Tıbbı Deontoloji Tüzüğünün 10. Maddesi her ne kadar hekimin sorumluluğu hususunda belirli sınırlar koymaya çalışmış ise kanımızca bu durum hasta-ilaç-risk üçgeni değerlendirildiğinde yetersiz kalmaktadır. 

Çıkarılacak olan bir ilaç kanunu neticesinde şayet sorumluluk ilaç üst başlığı altında üretici-hekim-eczacı sorumlulukları adı altında değerlendirilirse eğer; sorumluluk hususu borçlar ve ceza kanunumuzla da paralel bir biçimde kafa karışıklığına yer vermeyecek şekilde çözüme kavuşacaktır kanısındayız.

Tüm bu bilgiler ışığında konu değerlendirilmeye çalışıldığında ortaya çıkan durum kanımızca şudur ki ; sanki kanun koyucuda pratik yaşam kaidelerini de gözeterek ilaç hususunda hekimin sorumluluğunu çok sınırlı bir çerçeve içerisine yerleştirirken eczacının sorumluluğunu hasta bağlamında arttırmıştır.

Eczacılar  ve Eczaneler Hakkında Kanun’un 22. Maddesi  ve 15.maddesi eczacının ilacın muhafazasından mütevellit sorumluluk sınırlarını belirlerken Eczacı ve Eczaneler Hakkındaki Yönetmeliğin 20. Maddesi kanunun çizdiği çerçevenin içeriğinin sınırlarını detaylandırmakta ve özelleştirmektedir.

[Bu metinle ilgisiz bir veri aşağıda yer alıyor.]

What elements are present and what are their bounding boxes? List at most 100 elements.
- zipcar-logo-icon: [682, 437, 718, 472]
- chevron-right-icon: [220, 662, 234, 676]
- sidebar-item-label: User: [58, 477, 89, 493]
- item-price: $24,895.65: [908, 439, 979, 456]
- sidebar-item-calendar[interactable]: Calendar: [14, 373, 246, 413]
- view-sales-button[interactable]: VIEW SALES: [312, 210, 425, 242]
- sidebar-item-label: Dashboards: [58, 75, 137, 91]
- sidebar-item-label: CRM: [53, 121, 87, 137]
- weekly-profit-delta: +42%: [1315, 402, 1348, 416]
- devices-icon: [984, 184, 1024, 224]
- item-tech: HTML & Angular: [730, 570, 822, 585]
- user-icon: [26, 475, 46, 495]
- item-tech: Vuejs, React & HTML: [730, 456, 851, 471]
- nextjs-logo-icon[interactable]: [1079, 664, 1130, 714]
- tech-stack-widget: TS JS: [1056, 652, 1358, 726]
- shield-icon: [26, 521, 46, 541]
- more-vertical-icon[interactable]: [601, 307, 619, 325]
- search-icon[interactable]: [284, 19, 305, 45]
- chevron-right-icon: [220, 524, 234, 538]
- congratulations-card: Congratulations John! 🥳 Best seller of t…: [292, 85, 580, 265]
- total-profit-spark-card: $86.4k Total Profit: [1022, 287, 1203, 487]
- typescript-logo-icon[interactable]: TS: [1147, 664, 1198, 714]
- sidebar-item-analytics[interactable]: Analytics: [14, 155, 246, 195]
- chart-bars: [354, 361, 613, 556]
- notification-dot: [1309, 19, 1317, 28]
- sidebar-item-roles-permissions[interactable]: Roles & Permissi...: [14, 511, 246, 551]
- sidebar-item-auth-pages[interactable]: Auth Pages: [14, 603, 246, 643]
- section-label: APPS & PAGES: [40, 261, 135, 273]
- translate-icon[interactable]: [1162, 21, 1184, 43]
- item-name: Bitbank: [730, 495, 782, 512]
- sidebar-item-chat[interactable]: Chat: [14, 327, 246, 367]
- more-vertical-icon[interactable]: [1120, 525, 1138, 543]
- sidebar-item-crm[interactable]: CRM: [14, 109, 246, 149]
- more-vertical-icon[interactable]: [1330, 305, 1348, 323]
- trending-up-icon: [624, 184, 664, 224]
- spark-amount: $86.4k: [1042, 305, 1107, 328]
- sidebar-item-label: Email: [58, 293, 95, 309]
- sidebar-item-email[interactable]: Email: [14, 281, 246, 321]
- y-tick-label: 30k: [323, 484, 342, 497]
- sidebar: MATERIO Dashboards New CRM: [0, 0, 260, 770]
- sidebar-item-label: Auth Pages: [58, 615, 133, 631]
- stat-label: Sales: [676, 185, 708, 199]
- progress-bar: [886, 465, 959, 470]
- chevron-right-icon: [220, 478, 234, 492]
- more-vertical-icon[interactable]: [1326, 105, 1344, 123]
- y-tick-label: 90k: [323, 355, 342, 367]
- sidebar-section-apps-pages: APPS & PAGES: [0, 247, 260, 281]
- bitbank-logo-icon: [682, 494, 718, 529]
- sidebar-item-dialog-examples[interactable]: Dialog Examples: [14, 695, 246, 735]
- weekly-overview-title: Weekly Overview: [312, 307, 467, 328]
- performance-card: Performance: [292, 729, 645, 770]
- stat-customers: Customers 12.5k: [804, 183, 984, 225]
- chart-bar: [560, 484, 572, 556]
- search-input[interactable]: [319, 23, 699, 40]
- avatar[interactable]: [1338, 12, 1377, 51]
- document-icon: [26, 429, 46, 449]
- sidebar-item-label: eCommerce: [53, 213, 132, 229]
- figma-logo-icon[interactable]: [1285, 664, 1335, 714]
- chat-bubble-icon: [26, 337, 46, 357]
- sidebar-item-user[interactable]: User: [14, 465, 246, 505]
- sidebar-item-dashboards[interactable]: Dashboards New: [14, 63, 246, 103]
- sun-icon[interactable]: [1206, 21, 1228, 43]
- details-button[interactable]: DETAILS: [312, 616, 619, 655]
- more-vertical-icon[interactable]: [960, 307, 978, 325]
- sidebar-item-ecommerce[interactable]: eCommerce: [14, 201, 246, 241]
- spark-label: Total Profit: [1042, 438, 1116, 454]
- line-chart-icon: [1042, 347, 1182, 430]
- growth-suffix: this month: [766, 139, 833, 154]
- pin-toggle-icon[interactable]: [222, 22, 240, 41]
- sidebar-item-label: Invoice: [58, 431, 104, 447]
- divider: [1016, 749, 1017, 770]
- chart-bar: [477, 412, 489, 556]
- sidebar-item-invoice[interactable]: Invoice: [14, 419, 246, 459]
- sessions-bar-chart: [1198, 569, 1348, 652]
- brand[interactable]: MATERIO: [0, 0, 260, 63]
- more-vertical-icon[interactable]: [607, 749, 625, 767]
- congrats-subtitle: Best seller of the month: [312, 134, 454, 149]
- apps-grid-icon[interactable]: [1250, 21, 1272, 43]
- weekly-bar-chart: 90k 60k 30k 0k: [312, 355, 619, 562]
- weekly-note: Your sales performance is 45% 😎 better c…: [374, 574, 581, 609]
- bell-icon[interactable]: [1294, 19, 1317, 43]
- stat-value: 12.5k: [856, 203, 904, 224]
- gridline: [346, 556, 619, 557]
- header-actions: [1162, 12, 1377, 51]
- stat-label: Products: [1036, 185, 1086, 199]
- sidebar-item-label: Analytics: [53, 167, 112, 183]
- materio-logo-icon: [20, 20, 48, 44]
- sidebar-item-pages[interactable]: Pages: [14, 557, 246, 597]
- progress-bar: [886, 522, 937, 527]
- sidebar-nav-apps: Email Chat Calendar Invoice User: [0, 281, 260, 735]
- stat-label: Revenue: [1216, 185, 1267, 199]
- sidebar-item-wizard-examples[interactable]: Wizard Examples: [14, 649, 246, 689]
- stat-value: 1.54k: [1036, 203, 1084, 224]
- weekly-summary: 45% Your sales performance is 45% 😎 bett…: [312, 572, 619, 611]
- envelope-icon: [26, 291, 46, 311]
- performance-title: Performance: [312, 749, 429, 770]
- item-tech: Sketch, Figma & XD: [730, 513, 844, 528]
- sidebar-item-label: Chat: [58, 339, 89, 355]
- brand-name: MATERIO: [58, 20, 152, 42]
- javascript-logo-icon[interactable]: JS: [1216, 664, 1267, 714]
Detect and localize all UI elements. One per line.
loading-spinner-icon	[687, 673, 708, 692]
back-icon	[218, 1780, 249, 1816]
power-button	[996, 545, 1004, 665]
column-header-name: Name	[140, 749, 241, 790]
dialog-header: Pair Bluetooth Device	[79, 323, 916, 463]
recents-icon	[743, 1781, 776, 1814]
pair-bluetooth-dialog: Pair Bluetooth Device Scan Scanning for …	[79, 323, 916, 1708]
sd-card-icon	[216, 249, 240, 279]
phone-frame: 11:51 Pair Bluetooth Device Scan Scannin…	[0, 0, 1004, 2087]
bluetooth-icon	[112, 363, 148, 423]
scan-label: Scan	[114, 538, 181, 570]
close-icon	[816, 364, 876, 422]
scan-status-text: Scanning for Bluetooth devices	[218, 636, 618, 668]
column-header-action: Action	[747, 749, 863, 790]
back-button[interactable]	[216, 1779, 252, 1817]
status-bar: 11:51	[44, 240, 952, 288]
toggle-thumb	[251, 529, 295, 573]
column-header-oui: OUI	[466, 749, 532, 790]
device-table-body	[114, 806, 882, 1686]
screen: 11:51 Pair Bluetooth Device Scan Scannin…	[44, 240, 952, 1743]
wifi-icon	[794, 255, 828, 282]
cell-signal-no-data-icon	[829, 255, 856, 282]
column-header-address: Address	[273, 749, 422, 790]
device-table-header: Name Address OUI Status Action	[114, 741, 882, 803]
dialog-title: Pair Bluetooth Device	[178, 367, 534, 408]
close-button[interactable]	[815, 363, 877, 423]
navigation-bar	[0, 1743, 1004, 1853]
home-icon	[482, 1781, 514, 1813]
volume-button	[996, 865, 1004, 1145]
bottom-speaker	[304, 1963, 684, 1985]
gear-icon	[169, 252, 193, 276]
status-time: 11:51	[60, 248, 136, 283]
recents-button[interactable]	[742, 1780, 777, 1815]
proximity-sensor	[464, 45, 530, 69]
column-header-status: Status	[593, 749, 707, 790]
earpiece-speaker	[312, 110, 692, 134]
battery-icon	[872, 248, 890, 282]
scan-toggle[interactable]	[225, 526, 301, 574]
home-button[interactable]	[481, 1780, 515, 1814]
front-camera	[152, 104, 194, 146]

Yine, Borçlar Kanunumuza göre kusur sorumluluğu ve adam çalıştıranın sorumluluğu ana başlıkları adı altında; eczacının kapsamlı bir şekilde ilaçtan doğan zarar bağlantısında sorumlu tutulmasına kaynak olabilecek maddeler ise Eczacı ve Eczaneler Hakkındaki Yönetmeliğin 7. ve 16.maddesinde detaylı bir şekilde (bu sefer Borçlar Kanununun ilgili maddelerinin içeriğini detaylandıracak şekilde) kendine yer bulmaktadır.

Sonuç olarak diyebiliriz ki; kanun koyucu ilaç özelinde sorumluluk belirleme hususunda hekime dair sorumluluğu oldukça dar kapsamda tutmakta ve eczacının sorumluluğunu öne çıkarmaktadır. 

Kanımızca bu husus eczacı özelinde hakkaniyetli bir durum değildir ve eczacı nezlinde oldukça detaylandırılmış sorumluluğun kapsamı maalesef mevzuat açısından ne hekim ne de ilaç üreticisi bazından yeterli derecede ele alınmamasına rağmen eczacıları üzerinde oldukça yenilikçi ve kapsamlı sorumluluk derecelerinin belirtilmiş olması dikkat çekicidir.